Nicht allein durch die Finanzkrise nehmen wir in der Wirtschaft, im Staat und in der Gesellschaft die Umbrüche wahr. Überall zeichnen sich Frakturen, Risse des bisher Gewohnten ab oder immer neue Herausforderungen ergeben sich: Krankensystem, Staat, Wirtschaft, Rentenabsicherung, Pflegesysteme, Globalisierung, um nur einige zu nennen.

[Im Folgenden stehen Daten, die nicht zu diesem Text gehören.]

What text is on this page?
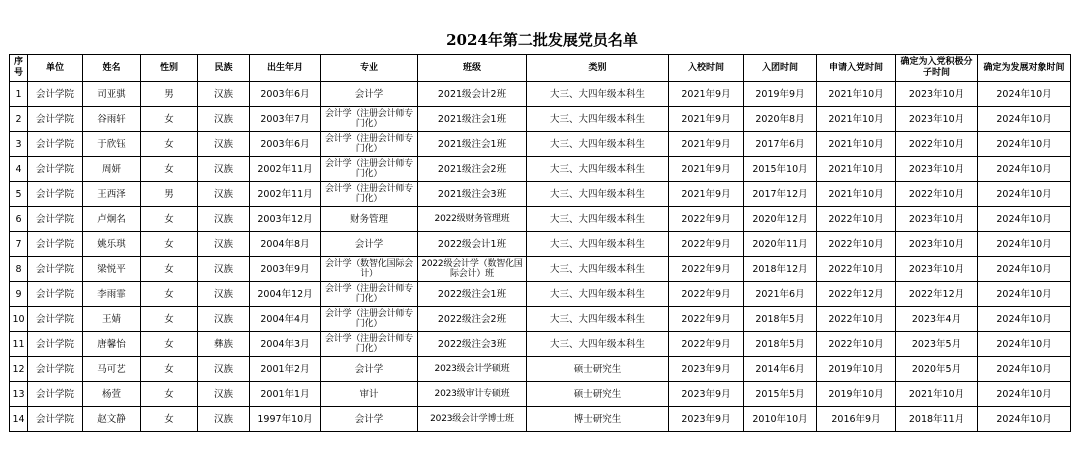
2024年第二批发展党员名单
序号	单位	姓名	性别	民族	出生年月	专业	班级	类别	入校时间	入团时间	申请入党时间	确定为入党积极分子时间	确定为发展对象时间
1	会计学院	司亚骐	男	汉族	2003年6月	会计学	2021级会计2班	大三、大四年级本科生	2021年9月	2019年9月	2021年10月	2023年10月	2024年10月
2	会计学院	谷雨轩	女	汉族	2003年7月	会计学（注册会计师专门化）	2021级注会1班	大三、大四年级本科生	2021年9月	2020年8月	2021年10月	2023年10月	2024年10月
3	会计学院	于欣钰	女	汉族	2003年6月	会计学（注册会计师专门化）	2021级注会1班	大三、大四年级本科生	2021年9月	2017年6月	2021年10月	2022年10月	2024年10月
4	会计学院	周妍	女	汉族	2002年11月	会计学（注册会计师专门化）	2021级注会2班	大三、大四年级本科生	2021年9月	2015年10月	2021年10月	2023年10月	2024年10月
5	会计学院	王西泽	男	汉族	2002年11月	会计学（注册会计师专门化）	2021级注会3班	大三、大四年级本科生	2021年9月	2017年12月	2021年10月	2022年10月	2024年10月
6	会计学院	卢炯名	女	汉族	2003年12月	财务管理	2022级财务管理班	大三、大四年级本科生	2022年9月	2020年12月	2022年10月	2023年10月	2024年10月
7	会计学院	姚乐琪	女	汉族	2004年8月	会计学	2022级会计1班	大三、大四年级本科生	2022年9月	2020年11月	2022年10月	2023年10月	2024年10月
8	会计学院	梁悦平	女	汉族	2003年9月	会计学（数智化国际会计）	2022级会计学（数智化国际会计）班	大三、大四年级本科生	2022年9月	2018年12月	2022年10月	2023年10月	2024年10月
9	会计学院	李雨霏	女	汉族	2004年12月	会计学（注册会计师专门化）	2022级注会1班	大三、大四年级本科生	2022年9月	2021年6月	2022年12月	2022年12月	2024年10月
10	会计学院	王婧	女	汉族	2004年4月	会计学（注册会计师专门化）	2022级注会2班	大三、大四年级本科生	2022年9月	2018年5月	2022年10月	2023年4月	2024年10月
11	会计学院	唐馨怡	女	彝族	2004年3月	会计学（注册会计师专门化）	2022级注会3班	大三、大四年级本科生	2022年9月	2018年5月	2022年10月	2023年5月	2024年10月
12	会计学院	马可艺	女	汉族	2001年2月	会计学	2023级会计学硕班	硕士研究生	2023年9月	2014年6月	2019年10月	2020年5月	2024年10月
13	会计学院	杨萱	女	汉族	2001年1月	审计	2023级审计专硕班	硕士研究生	2023年9月	2015年5月	2019年10月	2021年10月	2024年10月
14	会计学院	赵文静	女	汉族	1997年10月	会计学	2023级会计学博士班	博士研究生	2023年9月	2010年10月	2016年9月	2018年11月	2024年10月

Auch im Kleinen, im eigenen Leben und dem persönlichen Umfeld ist es nicht anders. Bewegung, Veränderungen, Brüche im Bisherigen. Manche positiv, manche negativ. Selbst die kleinsten Veränderungen, wenn wir älter werden merken und registrieren wir. Die beschwerlich werdenden Treppenstufen, das Knie beim Joggen, die Konzentration, die Seeschärfe oder auch das Größer und Eigensinniger Werden der Kinder. Immer neue Aufgaben, Methoden, System im Beruf und auch die bisher vielleicht unbekannte Unsicherheit um den Job.

Die Welt ist in Bewegung, in stetiger Veränderung.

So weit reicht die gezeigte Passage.